Multi-Architecture Builds
If your homelab includes ARM machines (Raspberry Pis, ARM servers), you can build multi-arch images:
- name: Set up QEMU
run: docker run --privileged --rm tonistiigi/binfmt --install all
- name: Build multi-arch image
run: |
docker buildx create --use
docker buildx build \
--platform linux/amd64,linux/arm64 \
-t registry.lab.example.com:5000/myapp:latest \
--push .
Caching Dependencies
Speed up builds by caching dependencies between runs. Gitea Actions supports the same caching mechanism as GitHub Actions:
- name: Cache node modules
uses: actions/cache@v4
with:
path: ~/.npm
key: ${{ runner.os }}-node-${{ hashFiles('**/package-lock.json') }}
restore-keys: |
${{ runner.os }}-node-
- name: Install dependencies
run: npm ci
Monitoring Your CI/CD Pipeline
Runner Health
Check runner status in Gitea's admin panel.

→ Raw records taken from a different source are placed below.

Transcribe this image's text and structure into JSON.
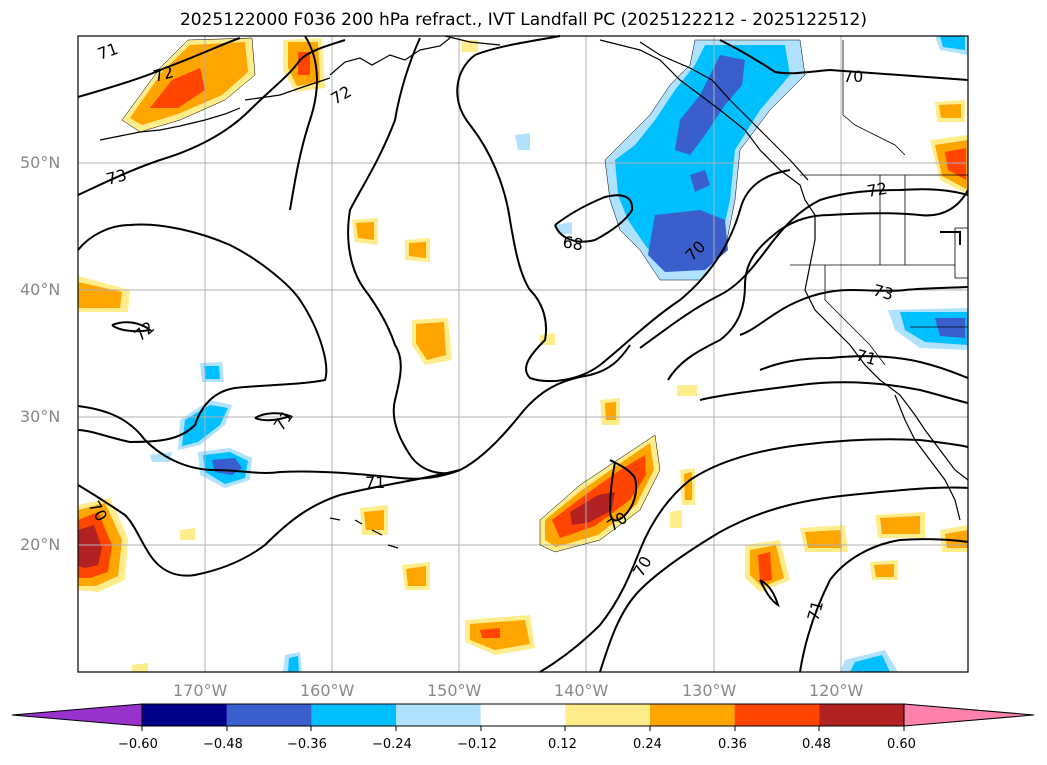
{
  "title": "2025122000 F036 200 hPa refract., IVT Landfall PC (2025122212 - 2025122512)",
  "map": {
    "longitude_labels": [
      "170°W",
      "160°W",
      "150°W",
      "140°W",
      "130°W",
      "120°W"
    ],
    "latitude_labels": [
      "50°N",
      "40°N",
      "30°N",
      "20°N"
    ],
    "contour_labels": [
      "71",
      "72",
      "72",
      "73",
      "72",
      "71",
      "70",
      "68",
      "70",
      "72",
      "73",
      "71",
      "70",
      "70",
      "70",
      "71",
      "71"
    ]
  },
  "colorbar": {
    "tick_labels": [
      "−0.60",
      "−0.48",
      "−0.36",
      "−0.24",
      "−0.12",
      "0.12",
      "0.24",
      "0.36",
      "0.48",
      "0.60"
    ],
    "colors": [
      "#9932cc",
      "#00008b",
      "#3a5fcd",
      "#00bfff",
      "#b0e2ff",
      "#ffffff",
      "#ffec8b",
      "#ffa500",
      "#ff4500",
      "#b22222",
      "#ff82ab"
    ]
  }
}
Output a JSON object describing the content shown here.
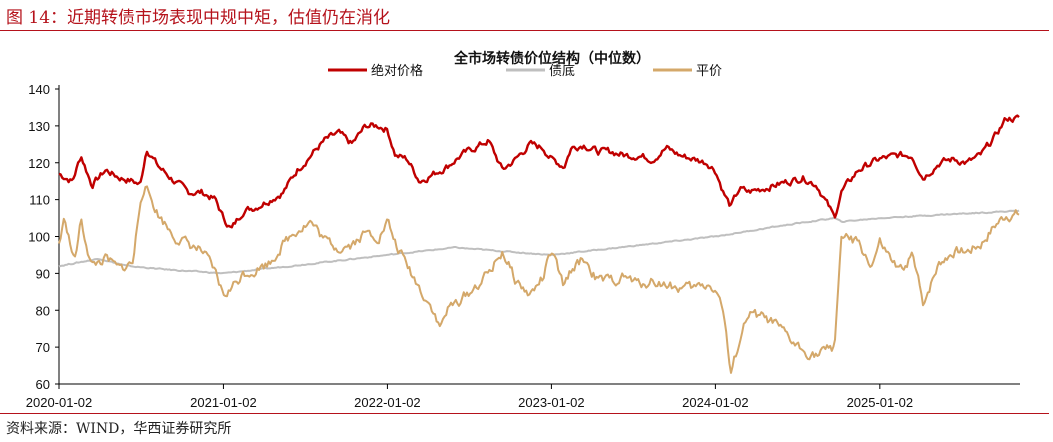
{
  "figure": {
    "caption": "图 14：近期转债市场表现中规中矩，估值仍在消化",
    "source": "资料来源：WIND，华西证券研究所"
  },
  "chart_data": {
    "type": "line",
    "title": "全市场转债价位结构（中位数）",
    "xlabel": "",
    "ylabel": "",
    "ylim": [
      60,
      140
    ],
    "yticks": [
      60,
      70,
      80,
      90,
      100,
      110,
      120,
      130,
      140
    ],
    "xlim": [
      "2020-01-02",
      "2025-11-10"
    ],
    "xticks": [
      "2020-01-02",
      "2021-01-02",
      "2022-01-02",
      "2023-01-02",
      "2024-01-02",
      "2025-01-02"
    ],
    "legend_position": "top",
    "grid": false,
    "series": [
      {
        "name": "绝对价格",
        "color": "#c00000",
        "x": [
          "2020-01-02",
          "2020-02-01",
          "2020-02-20",
          "2020-03-15",
          "2020-04-15",
          "2020-05-15",
          "2020-06-15",
          "2020-07-01",
          "2020-07-15",
          "2020-08-10",
          "2020-09-15",
          "2020-10-15",
          "2020-11-15",
          "2020-12-15",
          "2021-01-02",
          "2021-01-20",
          "2021-02-15",
          "2021-03-15",
          "2021-04-15",
          "2021-05-15",
          "2021-06-15",
          "2021-07-15",
          "2021-08-15",
          "2021-09-15",
          "2021-10-15",
          "2021-11-15",
          "2021-12-15",
          "2022-01-02",
          "2022-01-20",
          "2022-02-15",
          "2022-03-15",
          "2022-04-15",
          "2022-05-15",
          "2022-06-15",
          "2022-07-15",
          "2022-08-15",
          "2022-09-15",
          "2022-10-15",
          "2022-11-15",
          "2022-12-15",
          "2023-01-02",
          "2023-01-30",
          "2023-02-15",
          "2023-03-15",
          "2023-04-15",
          "2023-05-15",
          "2023-06-15",
          "2023-07-15",
          "2023-08-15",
          "2023-09-15",
          "2023-10-15",
          "2023-11-15",
          "2023-12-15",
          "2024-01-02",
          "2024-01-20",
          "2024-02-05",
          "2024-02-25",
          "2024-03-15",
          "2024-04-15",
          "2024-05-15",
          "2024-06-15",
          "2024-07-15",
          "2024-08-15",
          "2024-09-15",
          "2024-09-23",
          "2024-10-08",
          "2024-11-15",
          "2024-12-15",
          "2025-01-02",
          "2025-02-15",
          "2025-03-15",
          "2025-04-08",
          "2025-05-15",
          "2025-06-15",
          "2025-07-15",
          "2025-08-15",
          "2025-09-15",
          "2025-10-10",
          "2025-11-10"
        ],
        "values": [
          117,
          115,
          122,
          114,
          118,
          116,
          115,
          114,
          124,
          119,
          115,
          112,
          112,
          110,
          105,
          102,
          107,
          108,
          110,
          112,
          118,
          122,
          126,
          128,
          125,
          130,
          130,
          129,
          122,
          121,
          115,
          117,
          119,
          122,
          124,
          126,
          118,
          121,
          125,
          124,
          121,
          119,
          124,
          125,
          123,
          123,
          122,
          122,
          121,
          124,
          122,
          121,
          120,
          118,
          112,
          108,
          113,
          112,
          113,
          114,
          115,
          116,
          114,
          107,
          105,
          112,
          118,
          120,
          121,
          122,
          122,
          116,
          120,
          121,
          120,
          122,
          127,
          132,
          132
        ]
      },
      {
        "name": "债底",
        "color": "#bfbfbf",
        "x": [
          "2020-01-02",
          "2020-04-01",
          "2020-06-01",
          "2020-09-01",
          "2021-01-02",
          "2021-06-01",
          "2022-01-02",
          "2022-06-01",
          "2023-01-02",
          "2023-06-01",
          "2024-01-02",
          "2024-06-01",
          "2024-09-23",
          "2024-10-08",
          "2025-01-02",
          "2025-06-01",
          "2025-11-10"
        ],
        "values": [
          92,
          94,
          92,
          91,
          90,
          92,
          95,
          97,
          95,
          97,
          100,
          103,
          105,
          104,
          105,
          106,
          107
        ]
      },
      {
        "name": "平价",
        "color": "#d4a86a",
        "x": [
          "2020-01-02",
          "2020-01-15",
          "2020-02-05",
          "2020-02-20",
          "2020-03-15",
          "2020-04-15",
          "2020-05-15",
          "2020-06-15",
          "2020-07-01",
          "2020-07-10",
          "2020-08-10",
          "2020-09-15",
          "2020-10-15",
          "2020-11-15",
          "2020-12-15",
          "2021-01-02",
          "2021-01-20",
          "2021-02-15",
          "2021-03-15",
          "2021-04-15",
          "2021-05-15",
          "2021-06-15",
          "2021-07-15",
          "2021-08-15",
          "2021-09-15",
          "2021-10-15",
          "2021-11-15",
          "2021-12-15",
          "2022-01-02",
          "2022-01-20",
          "2022-02-15",
          "2022-03-15",
          "2022-04-15",
          "2022-04-28",
          "2022-05-15",
          "2022-06-15",
          "2022-07-15",
          "2022-08-15",
          "2022-09-15",
          "2022-10-15",
          "2022-11-15",
          "2022-12-15",
          "2023-01-02",
          "2023-01-30",
          "2023-02-15",
          "2023-03-15",
          "2023-04-15",
          "2023-05-15",
          "2023-06-15",
          "2023-07-15",
          "2023-08-15",
          "2023-09-15",
          "2023-10-15",
          "2023-11-15",
          "2023-12-15",
          "2024-01-02",
          "2024-01-20",
          "2024-02-05",
          "2024-02-25",
          "2024-03-15",
          "2024-04-15",
          "2024-05-15",
          "2024-06-15",
          "2024-07-15",
          "2024-08-15",
          "2024-09-23",
          "2024-10-08",
          "2024-11-15",
          "2024-12-15",
          "2025-01-02",
          "2025-02-15",
          "2025-03-15",
          "2025-04-08",
          "2025-05-15",
          "2025-06-15",
          "2025-07-15",
          "2025-08-15",
          "2025-09-15",
          "2025-10-10",
          "2025-11-10"
        ],
        "values": [
          98,
          105,
          93,
          104,
          92,
          94,
          91,
          93,
          110,
          114,
          106,
          100,
          98,
          96,
          90,
          84,
          86,
          90,
          91,
          93,
          98,
          102,
          104,
          99,
          97,
          98,
          101,
          100,
          104,
          98,
          92,
          86,
          80,
          75,
          80,
          83,
          86,
          90,
          96,
          88,
          84,
          89,
          96,
          86,
          91,
          94,
          88,
          88,
          89,
          87,
          88,
          87,
          86,
          86,
          87,
          86,
          80,
          62,
          72,
          79,
          78,
          76,
          72,
          69,
          68,
          70,
          100,
          98,
          92,
          98,
          90,
          95,
          82,
          93,
          96,
          96,
          98,
          103,
          106,
          106
        ]
      }
    ]
  }
}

If a runner goes offline, Gitea will show it as inactive. Set up a simple health check:
# Check if act_runner process is running
systemctl is-active act_runner
# Check runner logs
journalctl -u act_runner -f --no-pager -n 50
Build Notifications
Add a notification step to your workflows for visibility:
- name: Notify on failure
if: failure()
run: |
curl -H "Content-Type: application/json" \
-d '{"content": "Build failed: ${{ gitea.repository }}@${{ gitea.sha }}"}' \
${{ secrets.DISCORD_WEBHOOK }}
Gotchas and Tips
GitHub Actions compatibility is not 100%: Actions that use the GitHub API (github.rest, octokit) won't work. Actions that are pure Docker or JavaScript usually work fine. Test before relying on them.
Container labels matter: If your workflow uses runs-on: ubuntu-latest but your runner doesn't have that label mapped, the job will hang in "waiting" state forever. Double-check your runner labels.
Docker socket security: Mounting the Docker socket gives containers root-equivalent access to the host. This is fine in a trusted homelab. For anything more, look into rootless Docker or Sysbox.
Disk space: CI builds generate a lot of temporary files and Docker layers. Set up periodic cleanup:
# Cron job to clean up Docker resources
0 3 * * * docker system prune -af --volumes --filter "until=72h"
Start simple: Your first workflow should be a basic build-and-test. Add deployment automation once you trust the build pipeline. Add caching and multi-arch builds once the basics work. Incremental complexity beats a complex setup that doesn't work.
Gitea Actions gives you a GitHub Actions-compatible CI/CD system running entirely on your own hardware. For a homelab, that means your code, your builds, and your deployments all stay under your control — and you learn how the whole pipeline works by setting it up yourself.